J Neurol Surg B Skull Base 2014; 75 - A041
DOI: 10.1055/s-0034-1370447

Anterior Inferior Petrosectomy: Defining the Role of Endonasal Endoscopic Techniques for Petrous Apex Approaches

Puya Alikhani 1, Jamie J. Van Gompel 1, Mark H. Tabor 1, Harry R. van Loveren 1, Sivero Agazzi 1, Sebastien Froelich 1, Sammy Youssef 1
  • 1Tampa, USA

Objective: Historically, surgery to the petrous apex has been addressed via craniotomy and open microscopic anterior petrosectomy (OAP). However, with the popularization of endoscopic approaches, the petrous apex can further be approached endonasally by way of an endoscopic endonasal anterior petrosectomy (EAP). EAP is a relatively new approach, and has not been compared anatomically to OAP. We hypothesized that EAP and OAP approach different portions of the petrous apex, and therefore may have different applications.

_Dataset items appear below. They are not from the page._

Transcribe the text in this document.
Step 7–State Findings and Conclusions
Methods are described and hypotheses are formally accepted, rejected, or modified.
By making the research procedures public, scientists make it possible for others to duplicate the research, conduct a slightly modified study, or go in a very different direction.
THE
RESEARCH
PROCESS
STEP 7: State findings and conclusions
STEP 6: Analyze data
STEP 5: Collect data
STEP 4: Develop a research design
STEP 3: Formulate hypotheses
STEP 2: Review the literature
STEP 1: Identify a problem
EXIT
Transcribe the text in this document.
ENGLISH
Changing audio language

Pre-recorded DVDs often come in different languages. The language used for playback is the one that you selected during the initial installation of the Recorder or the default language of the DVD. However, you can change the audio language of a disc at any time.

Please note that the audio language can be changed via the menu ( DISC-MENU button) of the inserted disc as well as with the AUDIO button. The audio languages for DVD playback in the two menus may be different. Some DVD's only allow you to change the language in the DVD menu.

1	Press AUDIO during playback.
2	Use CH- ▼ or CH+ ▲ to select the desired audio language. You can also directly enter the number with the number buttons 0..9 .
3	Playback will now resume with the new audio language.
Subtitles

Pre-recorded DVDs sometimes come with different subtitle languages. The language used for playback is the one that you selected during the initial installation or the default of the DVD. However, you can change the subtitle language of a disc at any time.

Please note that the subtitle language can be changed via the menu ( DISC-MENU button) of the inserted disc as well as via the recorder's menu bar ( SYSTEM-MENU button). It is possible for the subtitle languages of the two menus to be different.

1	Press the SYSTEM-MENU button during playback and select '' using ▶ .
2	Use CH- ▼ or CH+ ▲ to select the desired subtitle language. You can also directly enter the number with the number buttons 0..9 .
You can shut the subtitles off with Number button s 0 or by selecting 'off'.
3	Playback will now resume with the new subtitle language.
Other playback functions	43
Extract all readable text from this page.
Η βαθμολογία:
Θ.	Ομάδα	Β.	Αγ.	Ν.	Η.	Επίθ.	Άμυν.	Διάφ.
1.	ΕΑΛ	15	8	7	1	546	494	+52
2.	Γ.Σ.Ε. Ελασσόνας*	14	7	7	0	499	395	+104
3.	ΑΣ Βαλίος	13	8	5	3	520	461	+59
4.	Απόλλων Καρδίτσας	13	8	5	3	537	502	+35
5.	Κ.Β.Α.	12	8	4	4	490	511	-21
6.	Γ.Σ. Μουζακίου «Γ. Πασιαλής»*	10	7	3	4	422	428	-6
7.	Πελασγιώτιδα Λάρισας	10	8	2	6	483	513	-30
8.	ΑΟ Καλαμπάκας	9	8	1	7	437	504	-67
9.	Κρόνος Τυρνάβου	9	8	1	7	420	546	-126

Methods: 4 cadaver heads were utilized. OAP was performed on one side and EAP was performed on the contralateral side; the limits of bony resection were defined. The extent of boney resection was then evaluated by pre-disection and post-dissection thin slice CT scans. The comparative resection was then reconstructed with 3D modeling on Brainlab© workstations. We further provide a case example of a chondrosarcoma, in which a combination of the two approaches was required to achieve a complete radiographic resection, demonstrating the clinical utility both approaches.

Results: Average Resection volumes for EAP and OAP were 0.297 cm3 and 0.649 cm3 respectively, representing a comparative percentage of 46% (EAP/OAP). EAP and OAP achieved resection of 29% and 64% of the total petrous apex volume respectively. Indeed, EAP more completely addressed the inferior portion of the petrous apex, adjacent to the petroclival suture than OAP, where 45% of the bone overlying the petroclival suture (petroclival angle to the jugular foramen) was resected with EAP, while 0% was resected with OAP.

Conclusions: In anatomically normal cadavers, OAP achieved nearly a 50% larger volumetric resection than EAP. Further, while OAP appears to completely address the superior portion of the petrous apex, EAP appears to have a niche in approaches to lesions in the inferior petrous apex as detailed in our case example. Given these results, we propose that OAP be redefined as the superior anterior petrosectomy, and EAP be referred to as the inferior anterior petrosectomy, which more clearly defines the role of each approach in anterior petrosectomy.